Hi! We are Ayden and Faith Hingsbergen, and we live in Cincinnati, Ohio. We were diagnosed with a mitochondrial disease called, Leigh’s Syndrome, lesions on the brain stem, at age 4 and 2 years of age. I’m Faith’s big brother, Ayden, and I am now 8 years old and in the 2nd grade. I love all my animals, and I like helping my mom take care of my little sister. I like to make Faith smile and laugh.
I’m Ayden’s little sister, Faith. I have had two open-heart surgeries, one at 6 months and one when I was 3 years old. Both Ayden and I are g-tube fed to stay as healthy as possible until we find a cure for mito. I have spent a lot of time in the ICU Department at the Children’s Hospital. My first time was in 2010 for 2 months. I had an infection that spread through my body and caused me to go into cardiac arrest for 7 of the longest minutes of my mom’s life. Thankfully, God wasn’t ready for me, and I am now home with the help of hospice and four fun loving nurses that help my mom and dad care for me. I was admitted again in 2011 and, believe it or not, it was the same date, Election Day. Thankfully, it was only a one month stay that time around.

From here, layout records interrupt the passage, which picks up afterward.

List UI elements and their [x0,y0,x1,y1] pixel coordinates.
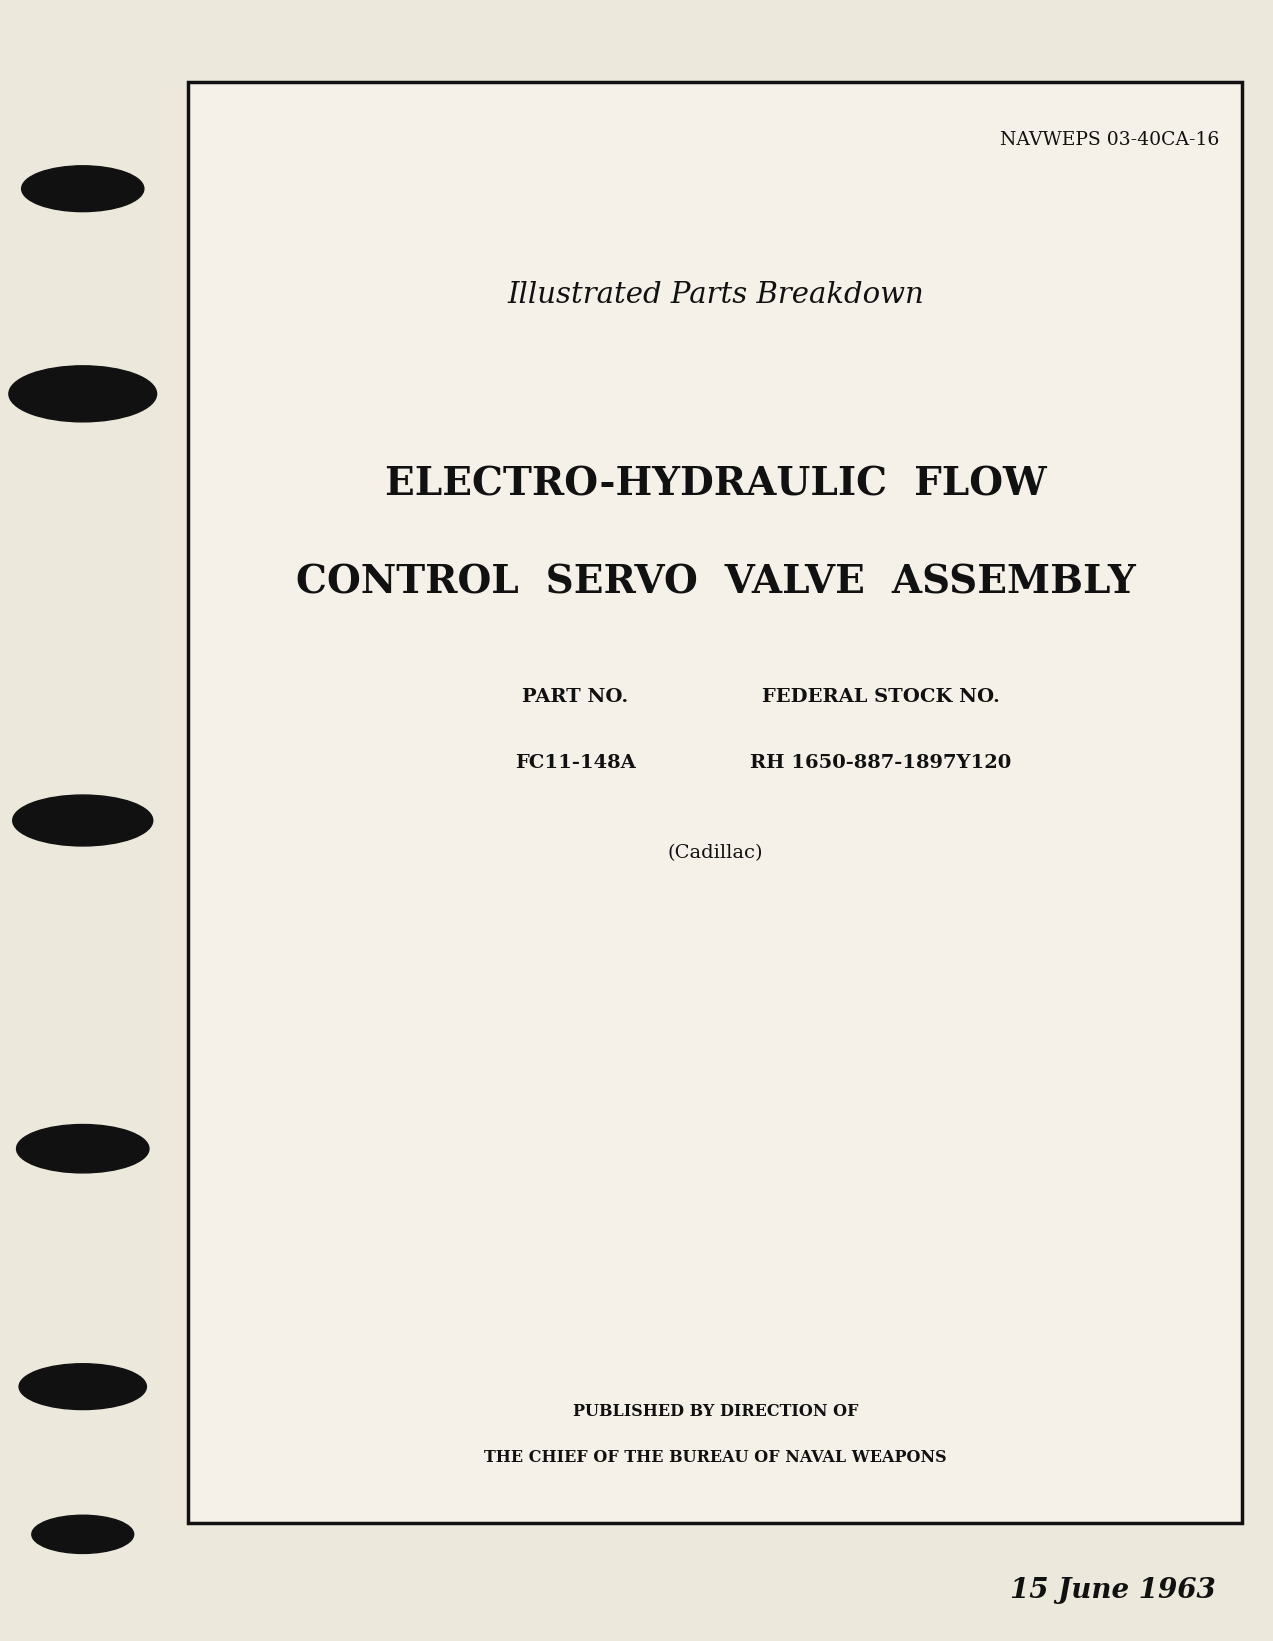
Text: RH 1650-887-1897Y120: RH 1650-887-1897Y120 [750,755,1012,771]
Text: Illustrated Parts Breakdown: Illustrated Parts Breakdown [507,281,924,310]
Text: 15 June 1963: 15 June 1963 [1009,1577,1216,1603]
Text: (Cadillac): (Cadillac) [667,845,764,862]
Text: PART NO.: PART NO. [522,689,629,706]
Ellipse shape [32,1515,134,1554]
Ellipse shape [19,1364,146,1410]
Text: PUBLISHED BY DIRECTION OF: PUBLISHED BY DIRECTION OF [573,1403,858,1419]
Ellipse shape [9,366,157,422]
Text: THE CHIEF OF THE BUREAU OF NAVAL WEAPONS: THE CHIEF OF THE BUREAU OF NAVAL WEAPONS [484,1449,947,1465]
Ellipse shape [22,166,144,212]
Text: NAVWEPS 03-40CA-16: NAVWEPS 03-40CA-16 [1001,131,1220,149]
Bar [188,82,1242,1523]
Ellipse shape [13,794,153,847]
Ellipse shape [17,1124,149,1173]
Text: CONTROL  SERVO  VALVE  ASSEMBLY: CONTROL SERVO VALVE ASSEMBLY [295,563,1136,602]
Text: FC11-148A: FC11-148A [516,755,635,771]
Text: ELECTRO-HYDRAULIC  FLOW: ELECTRO-HYDRAULIC FLOW [384,464,1046,504]
Text: FEDERAL STOCK NO.: FEDERAL STOCK NO. [763,689,999,706]
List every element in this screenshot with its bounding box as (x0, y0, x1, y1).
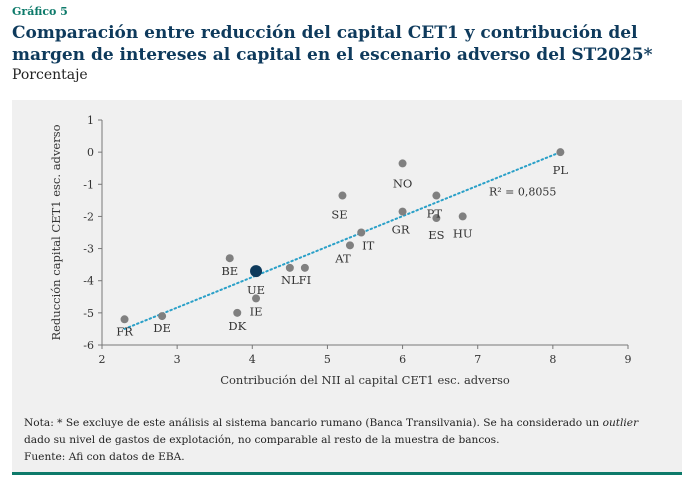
point-label-no: NO (393, 176, 413, 190)
x-tick-label: 7 (474, 353, 481, 366)
x-tick-label: 6 (399, 353, 406, 366)
point-fr (120, 315, 129, 324)
point-ue (250, 265, 263, 278)
point-label-de: DE (153, 321, 171, 335)
y-axis-title: Reducción capital CET1 esc. adverso (49, 124, 63, 340)
point-label-it: IT (362, 239, 375, 253)
point-de (158, 312, 167, 321)
point-pt (432, 191, 441, 200)
x-tick-label: 3 (174, 353, 181, 366)
point-ie (252, 294, 261, 303)
y-tick-label: -1 (83, 178, 94, 191)
y-tick-label: 0 (87, 146, 94, 159)
point-label-be: BE (221, 264, 238, 278)
source-line: Fuente: Afi con datos de EBA. (24, 451, 185, 463)
figure-label: Gráfico 5 (12, 5, 68, 18)
r-squared-annotation: R² = 0,8055 (489, 186, 556, 199)
point-hu (458, 212, 467, 221)
point-label-pt: PT (427, 207, 443, 221)
point-label-ue: UE (247, 283, 265, 297)
chart-title: Comparación entre reducción del capital … (12, 23, 653, 65)
chart-header: Gráfico 5 Comparación entre reducción de… (12, 5, 682, 83)
chart-notes: Nota: * Se excluye de este análisis al s… (24, 415, 674, 466)
point-be (225, 254, 234, 263)
point-label-dk: DK (228, 319, 246, 333)
scatter-chart: 1 0 -1 -2 -3 -4 -5 -6 2 3 4 5 6 7 8 9 Contribución del N… (49, 114, 632, 387)
point-label-se: SE (331, 208, 347, 222)
x-tick-label: 2 (99, 353, 106, 366)
point-pl (556, 148, 565, 157)
y-tick-label: 1 (87, 114, 94, 127)
y-tick-label: -2 (83, 210, 94, 223)
point-no (398, 159, 407, 168)
point-it (357, 228, 366, 237)
x-tick-label: 5 (324, 353, 331, 366)
point-label-nl: NL (281, 273, 299, 287)
point-nl (285, 263, 294, 272)
point-label-fi: FI (299, 273, 312, 287)
point-label-at: AT (334, 251, 351, 265)
point-label-pl: PL (553, 163, 569, 177)
trend-line (123, 151, 562, 330)
point-at (345, 241, 354, 250)
point-fi (300, 263, 309, 272)
y-tick-label: -5 (83, 307, 94, 320)
x-tick-label: 9 (625, 353, 632, 366)
x-tick-label: 8 (549, 353, 556, 366)
chart-subtitle: Porcentaje (12, 67, 88, 83)
note-line-1: Nota: * Se excluye de este análisis al s… (24, 417, 639, 429)
point-label-fr: FR (116, 324, 133, 338)
bottom-rule (12, 472, 682, 475)
point-se (338, 191, 347, 200)
point-label-ie: IE (250, 304, 263, 318)
chart-panel: 1 0 -1 -2 -3 -4 -5 -6 2 3 4 5 6 7 8 9 Contribución del N… (12, 100, 682, 472)
point-es (432, 214, 441, 223)
x-axis-title: Contribución del NII al capital CET1 esc… (220, 373, 510, 387)
point-label-gr: GR (392, 223, 410, 237)
y-tick-label: -4 (83, 275, 94, 288)
x-tick-label: 4 (249, 353, 256, 366)
point-gr (398, 207, 407, 216)
y-tick-label: -6 (83, 339, 94, 352)
point-dk (233, 308, 242, 317)
note-line-2: dado su nivel de gastos de explotación, … (24, 434, 500, 446)
point-label-es: ES (428, 228, 444, 242)
y-tick-label: -3 (83, 243, 94, 256)
point-label-hu: HU (453, 226, 473, 240)
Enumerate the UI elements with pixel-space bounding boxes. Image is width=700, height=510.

We have met so many wonderful strangers that we now call family because of mito. In addition to meeting other mito families, we have met a few local groups that have supported us by organizing several events, including a golf outing, Mito Mania dances and a bike run. For the past four years, our local bike group, Southern Ohio Bikers, has been raising awareness and money for our research fund by holding a bike run that takes place the week of Mito Awareness week. They also hold a Valentine’s dance that goes towards our fund. We are so blessed with so many caring family and friends that support these events every year.

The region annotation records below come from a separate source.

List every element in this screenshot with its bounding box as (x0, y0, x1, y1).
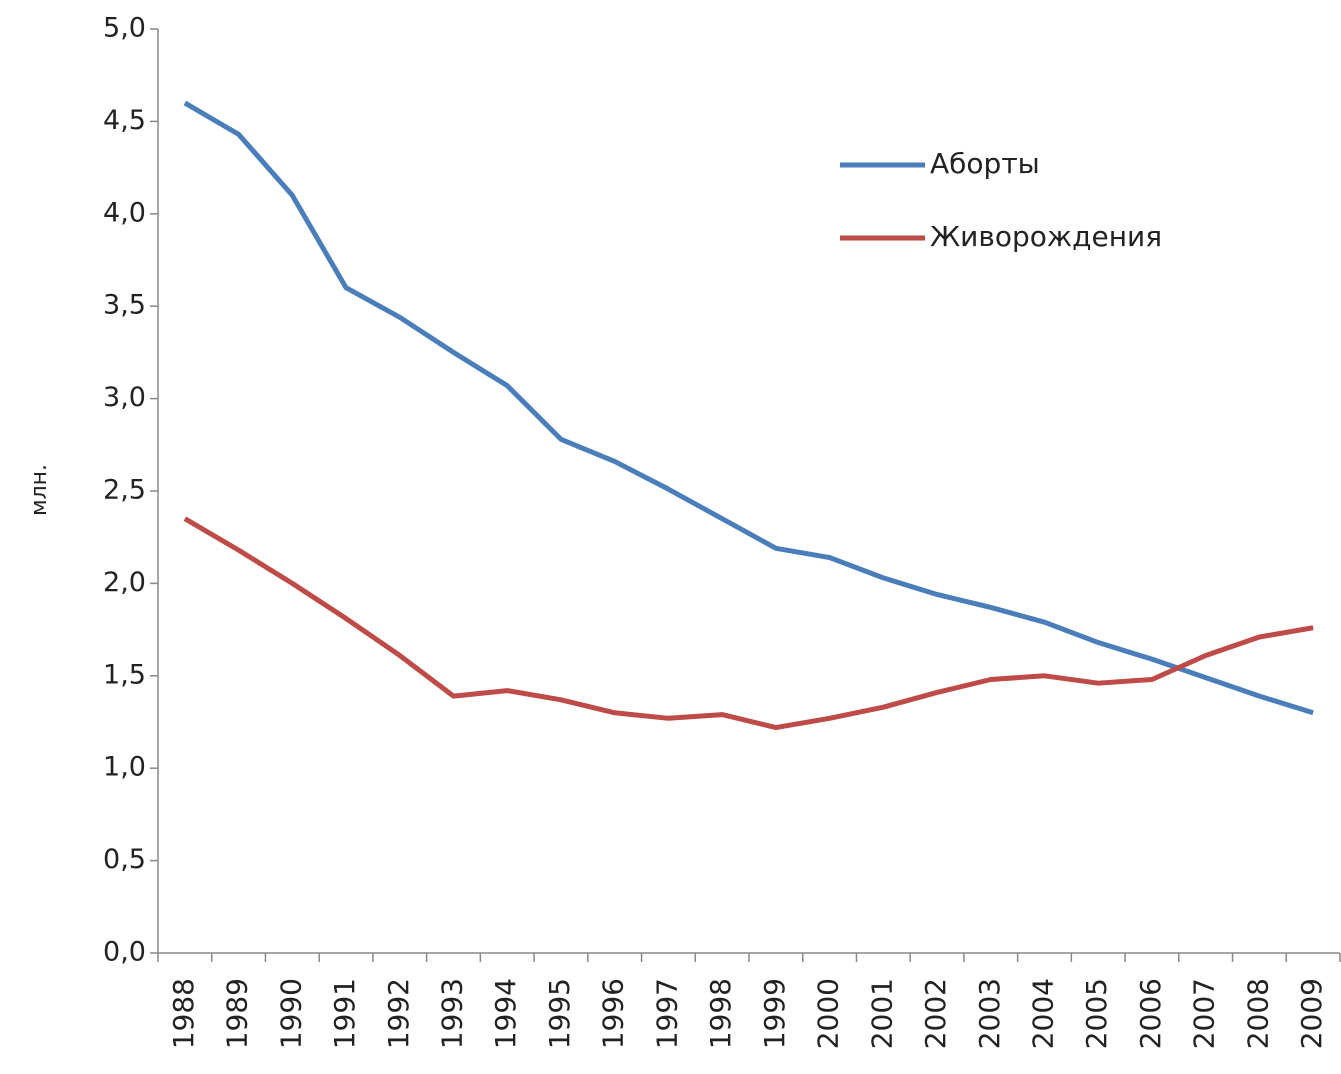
series-line (183, 516, 1314, 731)
y-tick-label: 2,0 (103, 567, 146, 598)
x-tick-label: 1992 (382, 978, 415, 1049)
x-tick-label: 1988 (167, 978, 200, 1049)
x-tick-label: 2009 (1295, 978, 1328, 1049)
x-tick-label: 1994 (489, 978, 522, 1049)
x-tick-label: 2004 (1027, 978, 1060, 1049)
y-tick-label: 1,5 (103, 659, 146, 690)
y-tick-label: 0,5 (103, 844, 146, 875)
y-tick-label: 2,5 (103, 475, 146, 506)
x-tick-label: 2000 (812, 978, 845, 1049)
x-tick-label: 1990 (274, 978, 307, 1049)
x-tick-label: 1995 (543, 978, 576, 1049)
x-tick-label: 1991 (328, 978, 361, 1049)
y-tick-label: 4,5 (103, 105, 146, 136)
x-tick-label: 2005 (1080, 978, 1113, 1049)
x-tick-label: 1998 (704, 978, 737, 1049)
y-axis-label: млн. (27, 464, 52, 516)
x-tick-label: 2001 (865, 978, 898, 1049)
x-tick-label: 2008 (1241, 978, 1274, 1049)
series-line (183, 100, 1314, 716)
y-tick-label: 3,0 (103, 382, 146, 413)
x-tick-label: 1989 (221, 978, 254, 1049)
x-tick-label: 2003 (973, 978, 1006, 1049)
legend-label: Живорождения (930, 220, 1162, 253)
x-tick-label: 2006 (1134, 978, 1167, 1049)
x-tick-label: 1999 (758, 978, 791, 1049)
x-tick-label: 1996 (597, 978, 630, 1049)
y-tick-label: 1,0 (103, 752, 146, 783)
x-tick-label: 1997 (650, 978, 683, 1049)
y-tick-label: 5,0 (103, 13, 146, 44)
x-tick-label: 1993 (436, 978, 469, 1049)
y-tick-label: 0,0 (103, 937, 146, 968)
y-tick-label: 3,5 (103, 290, 146, 321)
legend-label: Аборты (930, 147, 1040, 180)
x-tick-label: 2007 (1188, 978, 1221, 1049)
y-tick-label: 4,0 (103, 197, 146, 228)
x-tick-label: 2002 (919, 978, 952, 1049)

The big news is that both Faith and I have been on the EPI-743 drug trial for a little over a year now; the improvements with Faith have been awesome, and I no longer need to wear glasses. With help from physical and speech therapists that come to the house and the many nurses that help care for Faith, we have noticed huge improvements. We are truly blessed to have so many wonderful caring people in our lives.
The United Mitochondrial Disease Foundation (UMDF) was formed by families affected by mitochondrial disease. The UMDF provides support to families and funds mitochondrial disease research. Since 1996, the UMDF has funded nearly $11 million in research projects aimed at finding better treatments for mitochondrial diseases, with the ultimate goal of a cure. This research has increased the understanding of mitochondrial function, improved diagnosis and moved us closer to treatments and, ultimately, a cure for those who face this devastating disease.
Grants have supported research for one to three years at institutions across the United States, Canada, Europe, and Australia. Recently, projects have included studying what mechanisms in abnormal mitochondria cause muscle dysfunction, enzyme replacement therapy and other potential treatments, as well as developing models for specific mitochondrial disorders.
Mitochondria produce more than 90 percent of the body’s energy. When these tiny parts of the cell can’t do their job, the body doesn’t get the energy it needs, resulting in a wide range of debilitating and sometimes fatal symptoms. Every 30 minutes, a child is born who will develop a mitochondrial disease by age 10. Each year, 1,000 to 4,000 children in the United States are born with a mitochondrial disease. While exact numbers of children and adults suffering from mitochondrial disease are hard to determine, we now know the disease is approaching the frequency of childhood cancers. Many people who suffer from mitochondrial disease are frequently misdiagnosed due to a lack of specialists. This is why we need your support.
Through research, the medical world will one day have the resources to help children like Ayden and Faith. Until then, please help their family and the UMDF “redefine hope” for everyone affected by mitochondrial disease through a donation to the Ayden and Faith Hingsbergen Research Fund.
Thanks for reading our story. God bless you and your family.